La sélection canadienne en hockey masculin en vue des prochains Jeux olympiques a été dévoilée mardi dernier, tout juste après les éructations interminables de Marcel Aubut. Alors que nous étions tous prêts à être indignés du rejet de P.K. Subban, c’est plutôt de celui de Martin St-Louis que les journaux se sont emparés. Il faut bien être fâché contre quelque chose.

On ne sait pas trop pourquoi St-Louis n’a pas été choisi, mais on peut tout de suite exclure que c’est à cause de son orientation sexuelle. Les gais ne sont pas bien accueillis en Russie, mais comme un joueur de hockey homosexuel, ça n’existe pas, on ne peut pas faire de lien entre ces deux événements.

Mauvais équilibre
De toute façon, tout ça détourne l’attention du vrai problème de cette équipe : le manque d’équilibre.
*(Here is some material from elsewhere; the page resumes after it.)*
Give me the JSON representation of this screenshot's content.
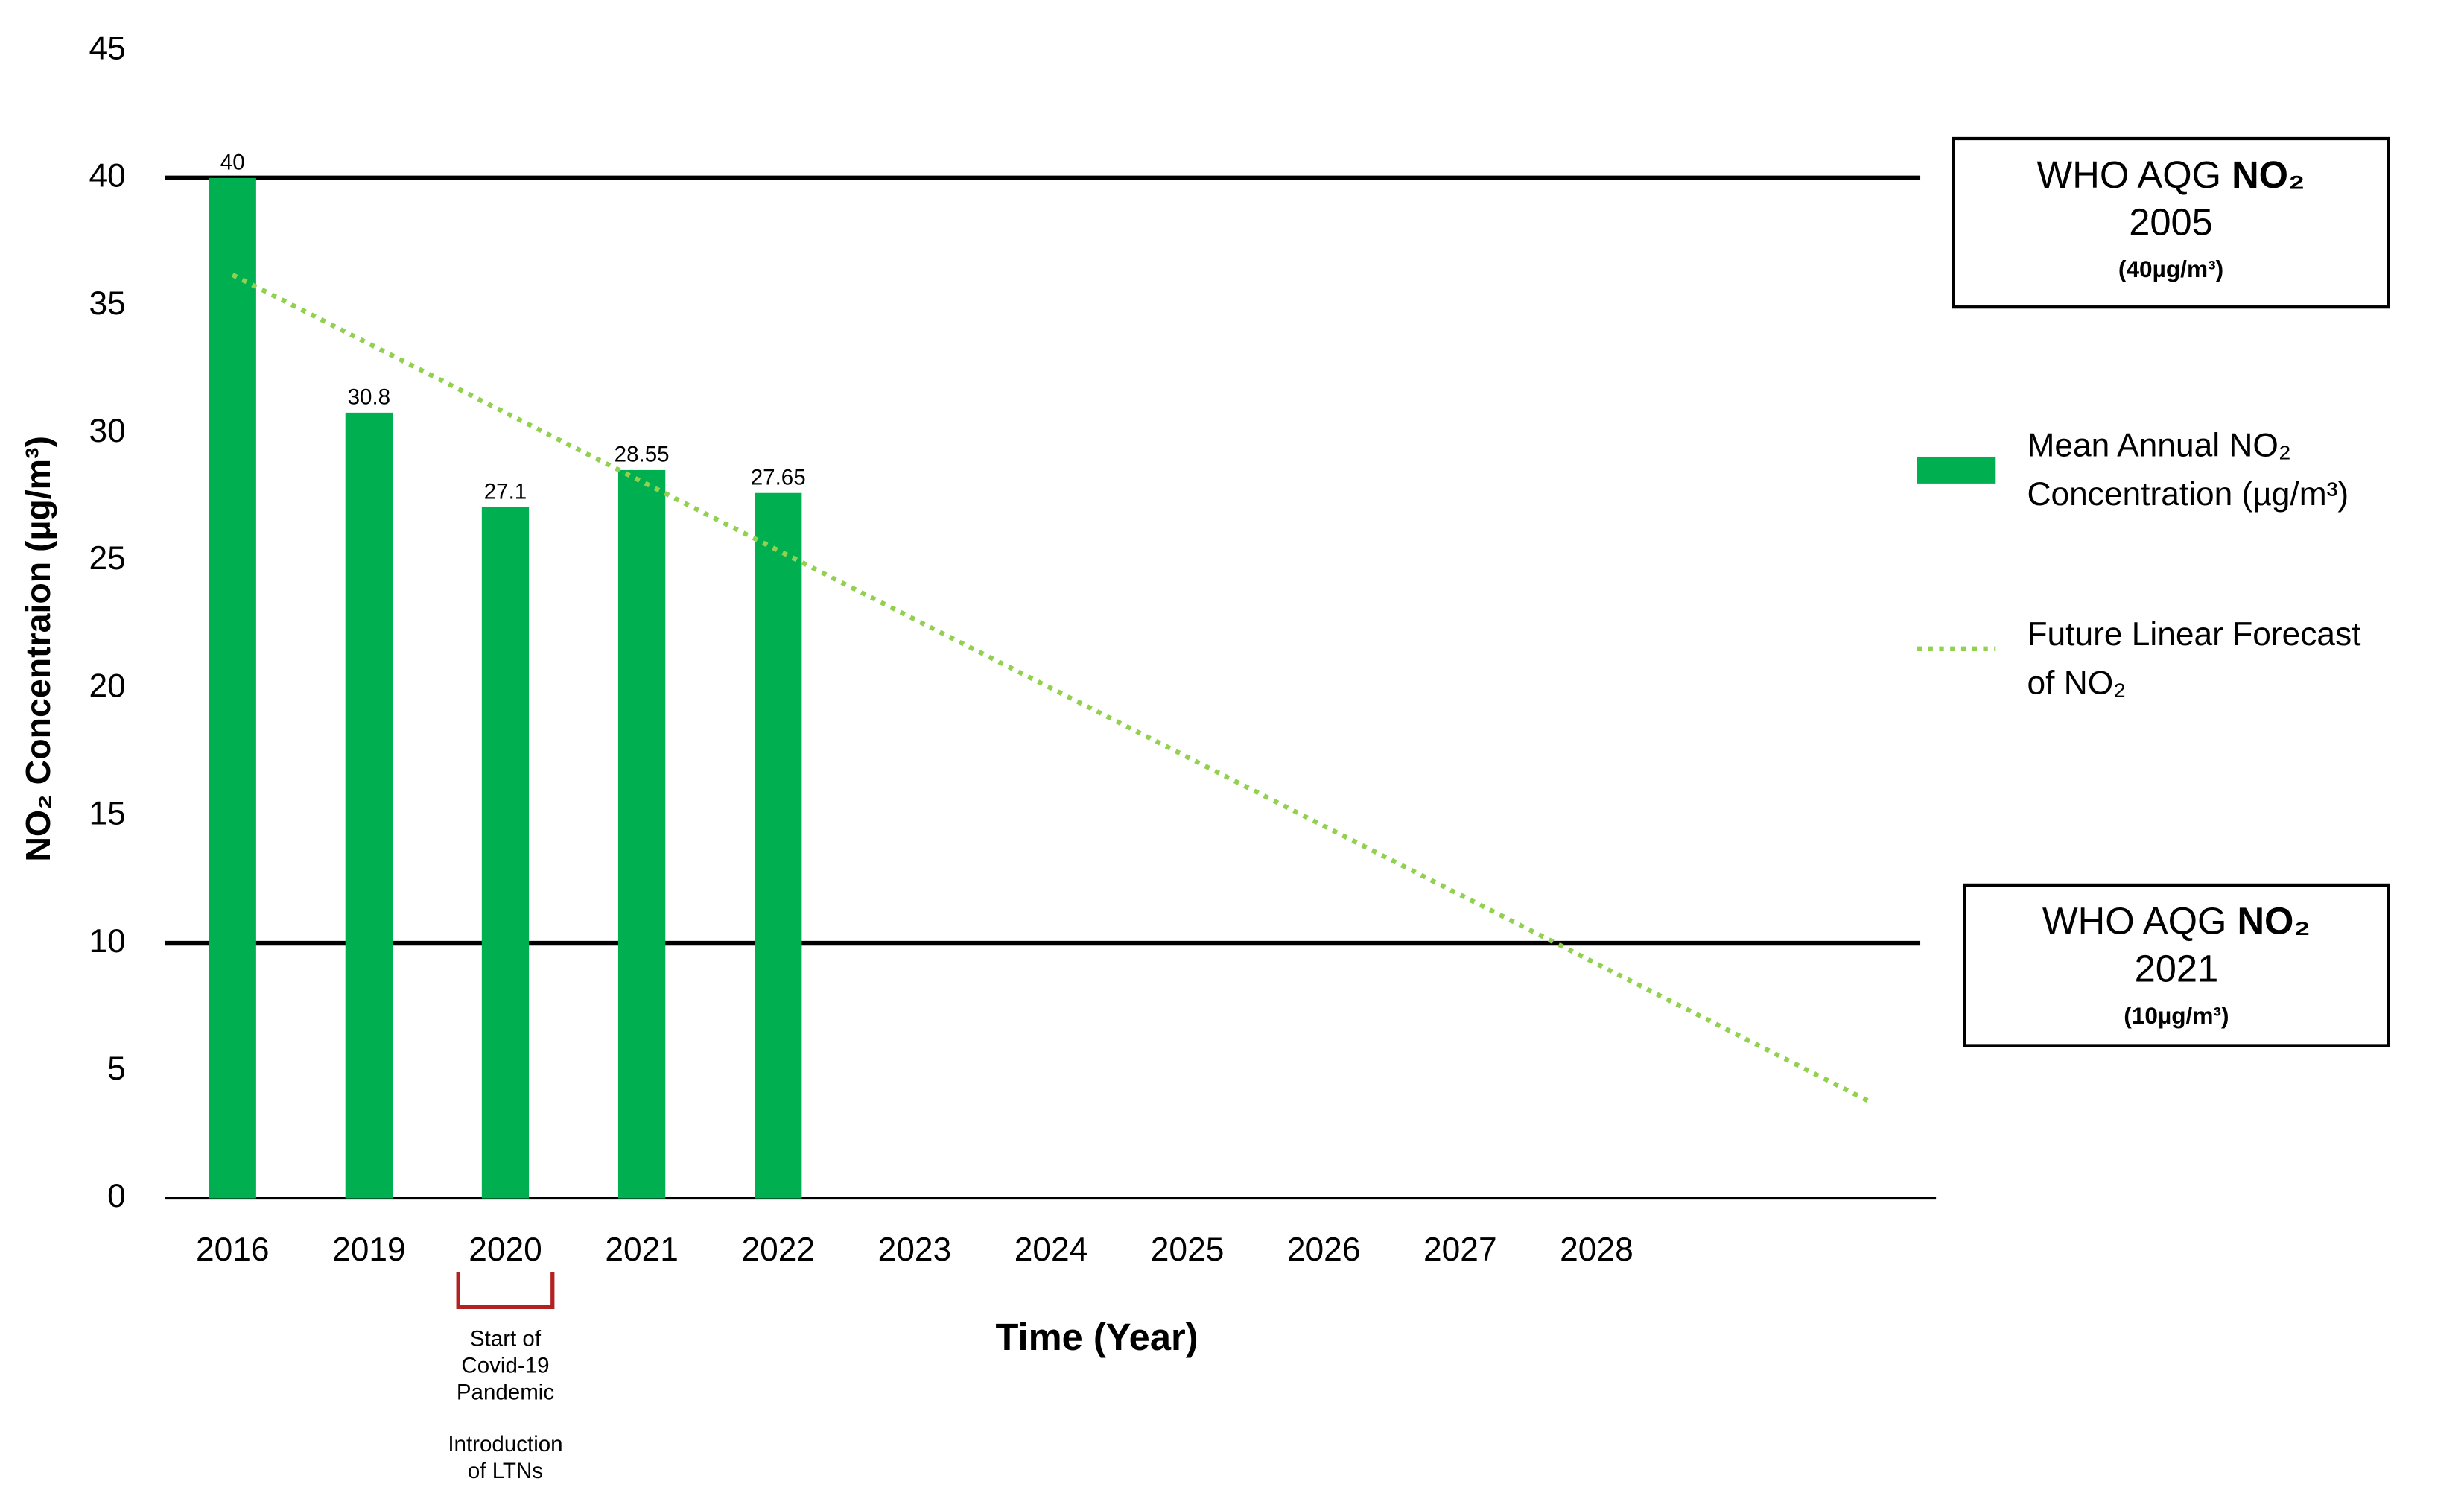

En effet, en ne choisissant que de très bons joueurs, Steve Yzerman et ses collègues ont dénaturé l’essence même d’un club de hockey. Seuls les Russes, qui ont décidé de se pourvoir d’un quatrième trio de plombiers (et aussi d’Alexei Emelin), ont une formation plus normale.

Tout le monde sait qu’une équipe de hockey devrait avoir au moins un joueur plein de talent qui ne se réveille que lorsque ça ne sert à rien. Un René Bourque, par exemple, aurait été à son sommet dans un match hors-concours contre l’Allemagne. Il faut aussi bien sûr un petit vétéran qui ne joue que sept minutes par match, mais qui est très utile pour motiver les troupes sur le banc et pour passer des bouteilles d’eau à ceux qui se défoncent. Daniel Brière aurait pu jouer ce rôle à merveille s’il avait été invité à Sotchi.

Et que dire de Brandon Prust? N’aurait-il pas été bon pour aller fesser sur un jeune joueur suisse sans défense afin de préserver notre réputation de manque de classe à l’étranger?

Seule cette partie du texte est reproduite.